A certain machine with a 10ns \( (10\times 10^{-9}\text{s}) \) clock can perform
jumps (1 cycle),
branches (3 cycles),
arithmetic instructions (2 cycles),
multiply instructions (5 cycles),
and memory instructions (4 cycles).

A certain program has
10% jumps,
10 branches,
50% arithmetic,
10% multiply,
and 20% memory instructions.

Answer the following question.
Show your derivation in sufficient detail.
  1. What is the CPI of this program on this machine?
  2. If the program executes \( 10^9 \) instructions, what is its execution time?
  3. A 5-cycle multiply-add instruction is implemented that combines an arithmetic and a multiply instruction.
    50% of the multiples can be tuned into multiply-adds.
    What is the new CPI?
  4. Following (3) above, if the clock period remains the same,
    what is the program's new execution time.

Ans

  1. Type Cycle Instruction Count
    jump 1 10%
    branch 3 10%
    ari 2 50%
    mul 5 10%
    mem 4 20%

    \( \text{CPI}_\text{avg} = 1\times 0.1 + 3\times 0.1 + {\color{blue}2\times 0.5} + 5\times 0.1 + 4\times 0.2 = 2.7 \)
  2. Execution Time = \( \text{IC}\times \text{CPI}\times \text{Clock Cycle Time} \) \( = 10^9 \times 2.7 \times (10\times 10^{-9}) =27 \)
  3. Combines 50% of mul into ari.
    \( \Rightarrow \text{halve of }10\% \text{ is } 5\% \Rightarrow \text{all instructions reduce } 5\% \)
    The ari cycle per instruction is 2.
    The mul cycle per instruction is 5.
    \( \therefore \) mul dominate clock cycle. \( \Rightarrow \text{ari part} = 50\% - 5\% = 45\% \)
    \( \Rightarrow \text{CPI}_\text{new} =( 1\times 0.1 + 3\times 0.1 + {\color{blue} 2\times 0.45 + 5\times 0.05} + 5\times 0.05 + 4\times 0.2 ) {\color{red} / 0.95 } = 2.74 \)
  4. Execution Time =IC\( \times \) CPI\( \times \) Clock Cycle Time
    \( \Rightarrow (10^9\times 0.95)\times 2.74\times (10\times 10^{-9}) = 26.03 \)s

使用MIPS做為效能評估標準的謬誤

非時間的效能評估標準叫做MIPS (million instructions per second 又稱 native MIPS)

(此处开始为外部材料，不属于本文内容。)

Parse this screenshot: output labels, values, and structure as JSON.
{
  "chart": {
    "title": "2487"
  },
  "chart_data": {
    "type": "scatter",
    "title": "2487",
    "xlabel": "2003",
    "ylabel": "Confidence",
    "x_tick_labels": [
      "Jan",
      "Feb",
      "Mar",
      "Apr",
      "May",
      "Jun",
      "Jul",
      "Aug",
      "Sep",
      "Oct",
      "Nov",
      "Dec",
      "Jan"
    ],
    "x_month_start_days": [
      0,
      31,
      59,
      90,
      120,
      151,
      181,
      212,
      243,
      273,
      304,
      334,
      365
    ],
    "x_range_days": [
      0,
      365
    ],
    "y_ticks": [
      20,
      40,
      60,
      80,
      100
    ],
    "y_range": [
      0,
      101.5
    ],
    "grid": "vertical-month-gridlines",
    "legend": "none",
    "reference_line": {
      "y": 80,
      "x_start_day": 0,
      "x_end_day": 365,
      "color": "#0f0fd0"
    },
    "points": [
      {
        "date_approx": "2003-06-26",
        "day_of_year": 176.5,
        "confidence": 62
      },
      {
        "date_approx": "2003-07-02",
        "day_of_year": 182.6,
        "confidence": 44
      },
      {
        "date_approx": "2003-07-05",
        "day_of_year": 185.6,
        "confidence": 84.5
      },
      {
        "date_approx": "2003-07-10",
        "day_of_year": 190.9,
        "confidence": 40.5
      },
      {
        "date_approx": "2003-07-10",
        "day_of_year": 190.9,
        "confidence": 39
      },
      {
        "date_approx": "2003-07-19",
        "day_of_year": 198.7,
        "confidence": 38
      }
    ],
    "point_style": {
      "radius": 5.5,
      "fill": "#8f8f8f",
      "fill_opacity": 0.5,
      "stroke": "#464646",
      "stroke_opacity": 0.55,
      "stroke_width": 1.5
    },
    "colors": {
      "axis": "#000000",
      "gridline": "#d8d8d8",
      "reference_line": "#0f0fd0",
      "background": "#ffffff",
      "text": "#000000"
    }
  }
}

\[ \text{MIPS}= \frac{ \text{Instruction Count} } { \text{Execution Time} \times10^6 } = \frac{ \text{Instruction Count} } { \frac{\text{IC}\times\text{CPI}}{\text{Clock rate}} \times 10^6} = \frac{\color{red}{\text{Clock rate}}}{\text{CPI}\times 10^6} \]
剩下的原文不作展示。